De cette église primitive, que l’imagination populaire va embellir au-delà du crédible, lui prêtant des colonnes de marbre et de porphyre, des plafonds d’or et maints autres trésors, il ne reste rien et l’église actuelle, bien plus humble, date de 1536. De proportions modestes, elle jouit pourtant d’une réputation immense, due à la dévotion des chanteurs populaires, dont Notre-Dame de Rumengol est la patronne, qui proclament à travers toute la Bretagne la grandeur de la Vierge des lieux, et ses innombrables miracles. Le grand pardon se tient à la Trinité mais les pèlerins ne manquent pas le reste de l’année. Parmi eux, il s’en rencontre dont les dévotions ont un peu de quoi surprendre…
Notre-Dame de Tout Remède est invoquée pour guérir mais, parfois, par permission divine, le malade ne guérit point. Il ne meurt pas non plus, et, dans un monde qui ne connait pas les aides sociales, c’est bien le pire des malheurs. Alors, en désespoir de cause, un proche, ou un pèlerin professionnel, en arrive aux solutions extrêmes. Il retourne à Rumengol, s’agenouille sur le porche, invoque Notre-Dame des Sept douleurs, puis, pieds nus, fait trois fois, dans le sens inverse de la course du soleil, le tour de la chapelle en chantant les mérites de la Passion. Ce rituel accompli, qui remonte à des temps immémoriaux et n’a rien de chrétien, le pèlerin entre dans l’église, et allume un cierge devant Notre-Dame de Tout Remède, cierge qu’il éteint d’un coup, en demandant que la vie dolente du malade s’éteigne pareillement à l’instant. On disait le geste quasi infaillible.

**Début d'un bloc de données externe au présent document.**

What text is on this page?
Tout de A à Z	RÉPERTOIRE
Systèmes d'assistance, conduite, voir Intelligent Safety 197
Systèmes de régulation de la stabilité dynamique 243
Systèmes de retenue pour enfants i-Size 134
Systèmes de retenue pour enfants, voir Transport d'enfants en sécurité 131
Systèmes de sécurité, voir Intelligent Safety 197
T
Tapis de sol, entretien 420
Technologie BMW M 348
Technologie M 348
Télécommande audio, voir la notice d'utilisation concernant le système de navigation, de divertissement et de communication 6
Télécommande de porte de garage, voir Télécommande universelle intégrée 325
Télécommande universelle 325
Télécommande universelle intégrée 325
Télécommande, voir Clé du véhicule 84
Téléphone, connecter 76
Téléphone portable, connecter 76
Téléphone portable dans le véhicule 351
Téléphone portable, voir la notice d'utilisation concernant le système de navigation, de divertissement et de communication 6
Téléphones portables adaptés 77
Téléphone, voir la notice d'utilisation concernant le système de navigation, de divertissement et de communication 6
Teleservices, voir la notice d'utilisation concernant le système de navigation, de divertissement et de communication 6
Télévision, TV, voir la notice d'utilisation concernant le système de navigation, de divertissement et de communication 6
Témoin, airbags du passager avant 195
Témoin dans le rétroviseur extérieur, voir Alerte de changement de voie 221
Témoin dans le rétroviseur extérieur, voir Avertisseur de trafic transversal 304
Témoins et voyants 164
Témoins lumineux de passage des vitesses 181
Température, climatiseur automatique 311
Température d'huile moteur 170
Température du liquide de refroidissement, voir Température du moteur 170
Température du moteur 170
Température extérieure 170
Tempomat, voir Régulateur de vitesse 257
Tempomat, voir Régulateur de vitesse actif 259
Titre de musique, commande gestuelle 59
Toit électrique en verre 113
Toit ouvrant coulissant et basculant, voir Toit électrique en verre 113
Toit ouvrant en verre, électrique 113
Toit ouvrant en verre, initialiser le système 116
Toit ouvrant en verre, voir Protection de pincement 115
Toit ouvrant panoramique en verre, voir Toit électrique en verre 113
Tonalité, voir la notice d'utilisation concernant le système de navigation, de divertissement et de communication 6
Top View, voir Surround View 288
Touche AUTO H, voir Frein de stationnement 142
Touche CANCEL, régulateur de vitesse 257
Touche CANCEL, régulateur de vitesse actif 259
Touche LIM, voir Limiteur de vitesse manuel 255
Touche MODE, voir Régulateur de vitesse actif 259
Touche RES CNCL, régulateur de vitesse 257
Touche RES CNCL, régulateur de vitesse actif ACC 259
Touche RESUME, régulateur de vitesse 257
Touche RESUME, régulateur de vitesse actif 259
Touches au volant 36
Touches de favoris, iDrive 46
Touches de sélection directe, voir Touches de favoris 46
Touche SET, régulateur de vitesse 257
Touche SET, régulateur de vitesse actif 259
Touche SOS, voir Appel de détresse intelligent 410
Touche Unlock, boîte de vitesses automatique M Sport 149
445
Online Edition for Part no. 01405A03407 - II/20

Toutefois, par précaution, au cas où cela n’eût pas fonctionné, le pèlerin va encore puiser de l’eau à la fontaine qu’il rapporte chez le malade. Cette eau, à l’instant où elle est versée sur le front du patient, lui vaut, disait-on, de rendre aussitôt l’âme sans plus de souffrances. Ces rites païens n’ont plus cours depuis longtemps, on le prétend du moins. Reste Notre-Dame de Rumengol, salut des infirmes, vrai et puissant remède à tous les maux de l’humanité.